My mother looked around. “You didn’t find it,” she said. She seemed disappointed.
“It doesn’t matter,” I said. “Tell me what happened.”
“Well, the miserable evening ended miserably and Eddie and I went for a walk. Did he tell you about the walk?”
“He mentioned it,” I said.
My mother took off her dark glasses and closed her eyes. “So many things I didn’t know. I blame the time, that was part of it, but part of it was me in that time. Eddie shouldn’t have taken that horseshit off of anyone, and especially not pompous Skip Hotalling. He deserved so much better than that.”
“So what did you do?”
My mother looked at me then and gave a tired smile. “I offered him something better. All of my love, and the love of my beautiful girls, and all he had to do was promise to never speak to Skip again. And not be gay.”
“Oh,” I said. Seventy-six, and still my mother was a beautiful woman. The other children used to stare at her when she came to pick us up at school.
She waved her hand, as if to wave away my thoughts. “It wasn’t purely mercenary on my part. I saw a good life for all of us, you and Leda and me and Eddie, all of us. I thought Eddie would change his stripes. He would change who he was so that I could have what I wanted.”
I had no idea what to say, and after a while she went on.
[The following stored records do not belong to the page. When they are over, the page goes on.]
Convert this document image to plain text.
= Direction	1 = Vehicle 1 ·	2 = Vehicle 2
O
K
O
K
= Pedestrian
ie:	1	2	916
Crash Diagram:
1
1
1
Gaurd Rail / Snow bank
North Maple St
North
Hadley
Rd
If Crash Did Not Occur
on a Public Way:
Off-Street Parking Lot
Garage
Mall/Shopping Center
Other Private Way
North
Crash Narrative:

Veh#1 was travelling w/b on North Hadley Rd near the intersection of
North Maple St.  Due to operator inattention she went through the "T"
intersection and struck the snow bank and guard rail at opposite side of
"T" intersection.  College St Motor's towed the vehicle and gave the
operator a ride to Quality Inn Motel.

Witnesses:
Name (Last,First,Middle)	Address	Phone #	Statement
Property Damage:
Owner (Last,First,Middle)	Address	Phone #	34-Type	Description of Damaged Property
“I don’t much believe in God,” my mother said. “But someone sent me your brother so that I could redeem myself. Matthew told us he was gay the summer after his freshman year of college, told us what I’d pretty much known since he was born. And while Lucas crashed around the house rending his garments, I said to my son, ‘Let’s you and me go take a walk.’”
“So Matthew knows about Eddie?”
“Matthew is the only person I ever told.”
I might have reminded my mother that she had blamed me for her second divorce. Eddie had driven off this very hill and I had cut my face, so she could no longer be married to him. She couldn’t trust him. But my mother had suffered enough. And if my brother had in any way benefitted from her suffering, well, I was happy for them both.
“How did you find out about Eddie and Skip?”
“Did he tell you this part?”
I shook my head.
“That’s too bad. I would have liked to know how he remembered it. As far as I was concerned, we had a good thing going. We were tender with one another, thoughtful. I had loved your father, but that was madness, screaming, moving out, making up, making up in every room of the house.”
I held up my hand.
“I’m just saying, Eddie and I did a better job, especially where you and Leda were concerned. We did a good job with the two of you.” She stopped. She might have been resting.
“So?”
“So Leda was still in the hospital. She couldn’t get her bowels going, there was a lot of worry about infection. Then Eddie comes in and his foot and ankle are smashed to bits, his shoulder’s cracked. You were good, though. Just a cut. You were sucha solid, reliable child. The car was gone. I was running up and down the stairs between Eddie and Leda, back and forth, back and forth. Eddie had surgery, he was doped to the gills, his ankle was in a rig to keep it elevated and he was still working on some book he was editing. He had asked one of the firemen to fish it out of the backseat before they brought him in. All of it was crazy, but we were okay. No one died. We made it through.”
“Eddie told me that’s what you’d say.”
“When you saw him?”
I shook my head. “When we were in the car after the accident. I said you’d be upset about us wrecking the car, and he said no, you’d be too happy that we were alive.”
My mother’s chin dropped to her chest, but she smiled. “That’s Eddie,” she said. “Bright side.”
“I interrupted you.”
“They’d put a sign up on the door whenever the doctor was there to do an exam or the nurse came to give him a bath: ‘Privacy, Please.’ I’d been in the room ten minutes before and I came back. There was something I was bringing to him or something I’d forgotten to say, I don’t remember. I saw those two words on the door and didn’t give them a second’s thought. ‘Privacy, Please’ did not apply to me, but I should have been respectful. He gave me everything. I could have given him that much.”
“Skip?”
“He was sitting in the chair beside Eddie’s bed and he had his head on Eddie’s chest and Eddie had his hand on Skip’s head. That’s all it was. Skip was crying. He must have been waiting down the hall for me to go. Eddie must have called him and told him what happened. He would have told Skip not to come. Eddie was no dummy. But Skip came anyway, and he sat in the chair I’d been sitting in ten minutes before, and he put his headon my husband’s chest. And everything was over because Eddie was still gay and he was still in love with Skip. And so I wanted Eddie gone. I never wanted to see him again for the rest of my life, but that isn’t true. I wanted him to be in love with me. That’s what I wanted.”